New York Appellate Court Affirms PCP Not Entitled To Summary Judgment Where Patient Died In Nursing Home

The Supreme Court of the State of New York Appellate Division: Second Judicial Department (“New York Appellate Court”) affirmed in its Decision & Order dated September 16, 2020 that the decedent’s primary care physician was not entitled to summary judgment in a New York medical malpractice nursing home negligence case.

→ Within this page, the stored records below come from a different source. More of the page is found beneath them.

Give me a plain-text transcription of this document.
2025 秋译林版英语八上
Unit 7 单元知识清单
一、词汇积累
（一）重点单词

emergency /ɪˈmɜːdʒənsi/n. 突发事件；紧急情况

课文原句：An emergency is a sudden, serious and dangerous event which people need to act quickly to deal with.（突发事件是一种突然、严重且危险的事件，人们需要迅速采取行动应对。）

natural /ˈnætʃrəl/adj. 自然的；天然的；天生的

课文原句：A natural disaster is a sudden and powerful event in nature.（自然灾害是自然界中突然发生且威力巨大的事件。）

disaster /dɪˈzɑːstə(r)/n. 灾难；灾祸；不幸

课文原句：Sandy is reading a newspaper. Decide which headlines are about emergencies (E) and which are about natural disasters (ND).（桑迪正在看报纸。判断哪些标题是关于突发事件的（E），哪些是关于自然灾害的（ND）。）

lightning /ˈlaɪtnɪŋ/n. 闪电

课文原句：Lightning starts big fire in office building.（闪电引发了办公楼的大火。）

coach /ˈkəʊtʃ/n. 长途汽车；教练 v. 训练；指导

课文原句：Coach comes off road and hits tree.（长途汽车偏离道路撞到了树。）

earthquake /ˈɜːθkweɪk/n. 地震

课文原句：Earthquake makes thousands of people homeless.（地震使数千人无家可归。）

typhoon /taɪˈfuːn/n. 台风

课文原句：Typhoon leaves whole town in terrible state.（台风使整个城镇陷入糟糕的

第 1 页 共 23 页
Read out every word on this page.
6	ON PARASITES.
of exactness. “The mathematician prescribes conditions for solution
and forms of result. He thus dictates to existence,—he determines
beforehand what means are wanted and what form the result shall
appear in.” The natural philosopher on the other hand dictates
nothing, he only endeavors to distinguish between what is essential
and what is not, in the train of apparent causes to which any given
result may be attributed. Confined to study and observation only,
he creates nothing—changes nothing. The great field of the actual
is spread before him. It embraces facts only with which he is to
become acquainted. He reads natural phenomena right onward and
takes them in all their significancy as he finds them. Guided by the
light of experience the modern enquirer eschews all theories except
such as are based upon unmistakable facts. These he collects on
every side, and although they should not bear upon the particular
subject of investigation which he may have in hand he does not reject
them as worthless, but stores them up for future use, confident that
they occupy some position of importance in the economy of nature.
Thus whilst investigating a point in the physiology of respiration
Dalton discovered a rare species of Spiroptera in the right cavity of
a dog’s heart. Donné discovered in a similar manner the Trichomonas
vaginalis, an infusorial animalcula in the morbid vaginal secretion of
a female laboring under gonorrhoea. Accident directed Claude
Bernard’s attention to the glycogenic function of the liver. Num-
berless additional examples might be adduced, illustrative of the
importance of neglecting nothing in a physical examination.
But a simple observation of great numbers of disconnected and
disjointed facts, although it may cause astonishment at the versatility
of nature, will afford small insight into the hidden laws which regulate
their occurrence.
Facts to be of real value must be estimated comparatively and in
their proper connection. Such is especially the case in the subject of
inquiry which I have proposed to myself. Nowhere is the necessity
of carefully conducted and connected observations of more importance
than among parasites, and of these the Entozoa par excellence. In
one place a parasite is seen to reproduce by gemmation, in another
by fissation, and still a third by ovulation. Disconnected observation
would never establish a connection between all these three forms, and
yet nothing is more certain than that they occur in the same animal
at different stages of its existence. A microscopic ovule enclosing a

The New York Appellate Court stated, “the plaintiff submitted an affirmation from an expert which raised a triable issue of fact as to the nature of the physician/patient relationship between Khokhar [the defendant primary care physician] and the decedent while she was at OLOC [the defendant nursing home], specifically, whether Khokhar was still a treating physician of the decedent while she was at OLOC, since while she was there he performed a physical exam of her and did an assessment and plan which included orders for x-rays and a complete blood count … the affirmation of the plaintiff’s expert, reasonably construed in a light most favorable to the plaintiff, was not speculative or conclusory, but rather sufficiently raised triable issues of fact as to whether Khokhar departed from accepted medical practice and whether his alleged departures were a proximate cause contributing to the decedent’s death.”

Dissenting Opinion

The dissent stated: “In my view, the record demonstrates that the plaintiff failed to establish a triable issue of fact as to the proximate cause between the alleged departures of Khokhar from good and accepted medical practice and the decedent’s death.” The dissenter argued: “On her admission to OLOC, the decedent’s primary care physician was Alice Kolasa. Throughout the decedent’s admission to OLOC, Kolasa remained her primary care physician, even though other physicians examined and treated the decedent during her stay … During her 19-day stay at OLOC, the decedent was only seen once by Khokhar, while he was serving as a covering, per diem physician. The decedent’s family asked Khokhar to see the decedent solely with respect to her complaints pertaining to her neck and ribs. When Khokhar saw the decedent for these complaints, he ordered cervical spine and rib x-rays and a complete blood count (hereinafter CBC), which all had negative results. Later in her admission to OLOC, and after she had been seen by Khokhar, the decedent’s condition deteriorated … Khokhar, who was the decedent’s treating physician during her admission at the hospital, ceased to function in that role upon her transfer to OLOC on May 11, 2009 … it was not until after the decedent was admitted to OLOC that her condition started to deteriorate.”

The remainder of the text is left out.